Abstract

The neuromuscular function of the stomach and duodenum provides the mechanical forces that drive digestion and are responsible for sensations of satiety and of dyspepsia. This article reviews (1) the neuroendocrine factors controlling upper gastrointestinal motility, (2) noninvasive techniques to evaluate gastroduodenal motility, and (3) the pathophysiology and treatment of gastroparesis. Nutrients in the duodenum inhibit gastric emptying via a feedback pathway that involves release of cholecystokinin and serotonin (5-HT) from neuroendocrine cells; both act peripherally, cholecystokinin via cholecystokinin A receptors and serotonin via 5-HT3 receptors. The dorsal vagal complex plays a central role in the gastric inhibition mediated by tumor necrosis factor-alpha. The construction of maps that define intestinal movements in time and space has now been extended to the stomach.

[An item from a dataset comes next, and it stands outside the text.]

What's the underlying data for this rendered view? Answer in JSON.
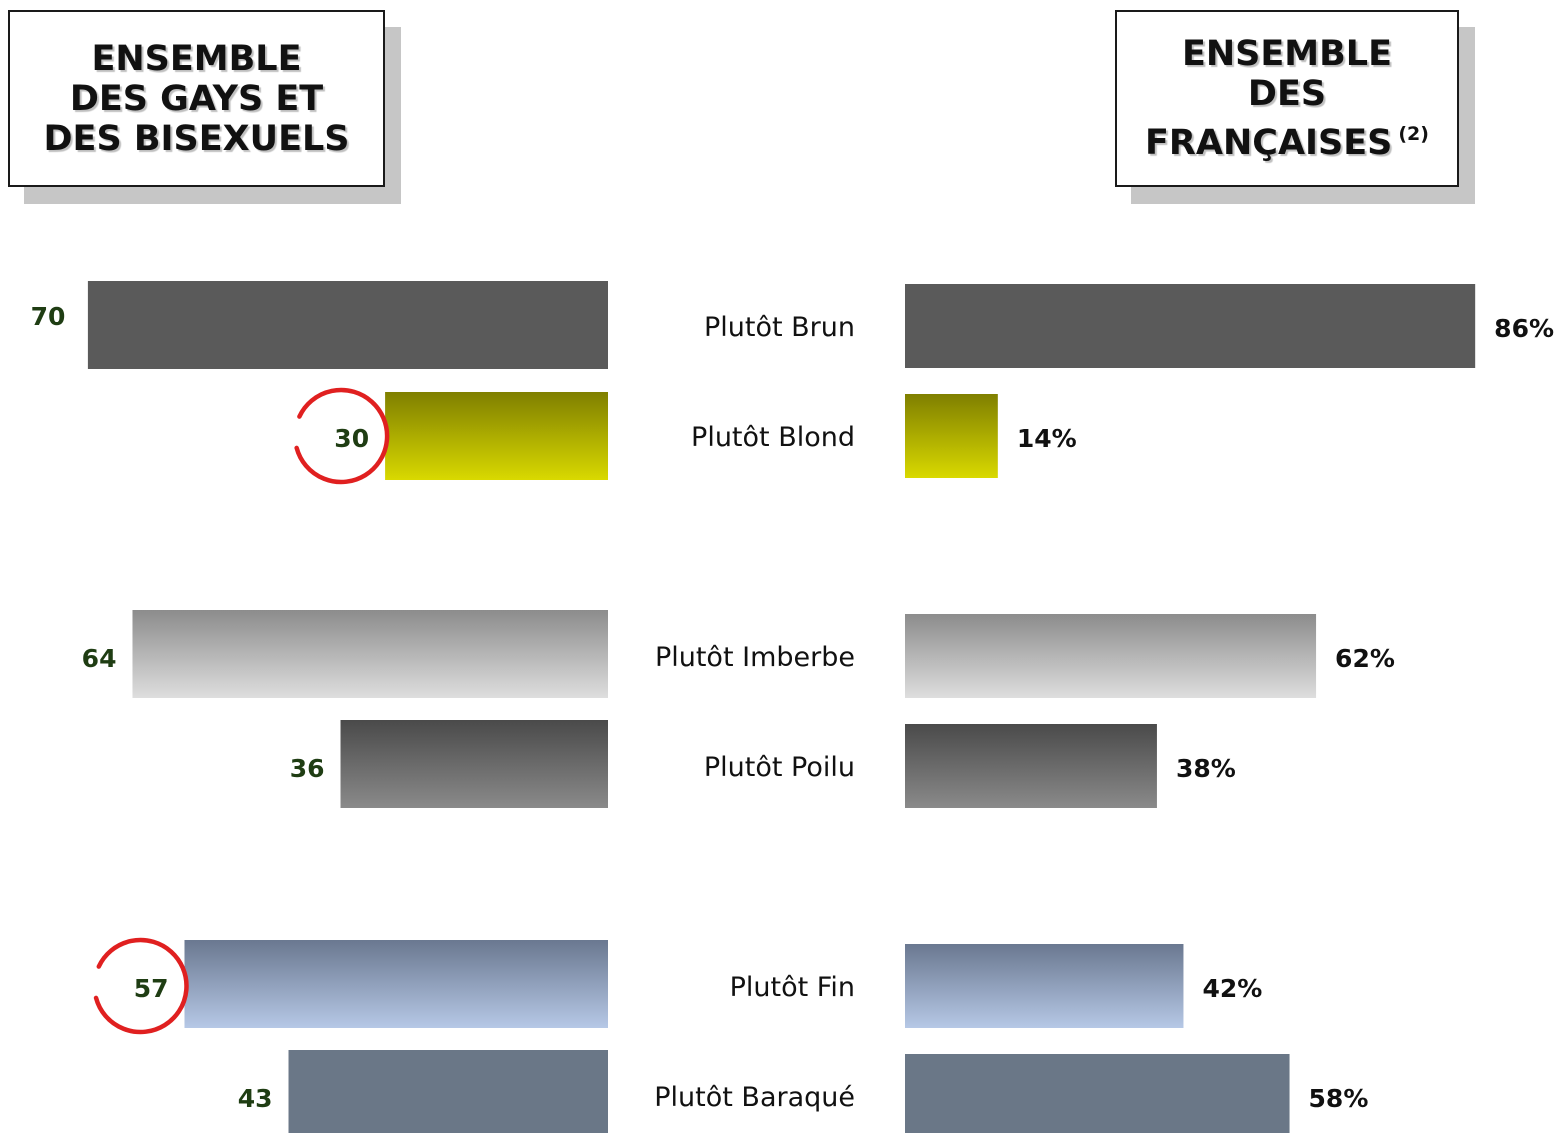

MRI compares favorably with the barostat in assessing gastric volume accommodation to meals and drugs and has the advantage of being noninvasive and showing contractions. Gastroparesis is increasingly recognized as a complication of end-stage liver disease; ascites plays no role in this, but portal hypertension stiffens the gastric walls and creates hypoxic conditions that may interfere with the neuromuscular functions of the stomach. Promising for the treatment of gastroparesis are clonidine, sildenafil, and intrapyloric botulinum toxin. Electrical stimulation triggers a vagally mediated relaxation of the stomach. Drugs may be designed that specifically act on 5-HT3, cholecystokinin, or TNF-alpha receptors. Spatiotemporal maps should boost the diagnostic yield from dynamic imaging of motility using ultrasound, computed axial tomography scan, or MRI and the understanding of the mechanical forces driving digestion. Symptomatic benefit in gastroparesis may derive more from improved accommodation than gastric emptying.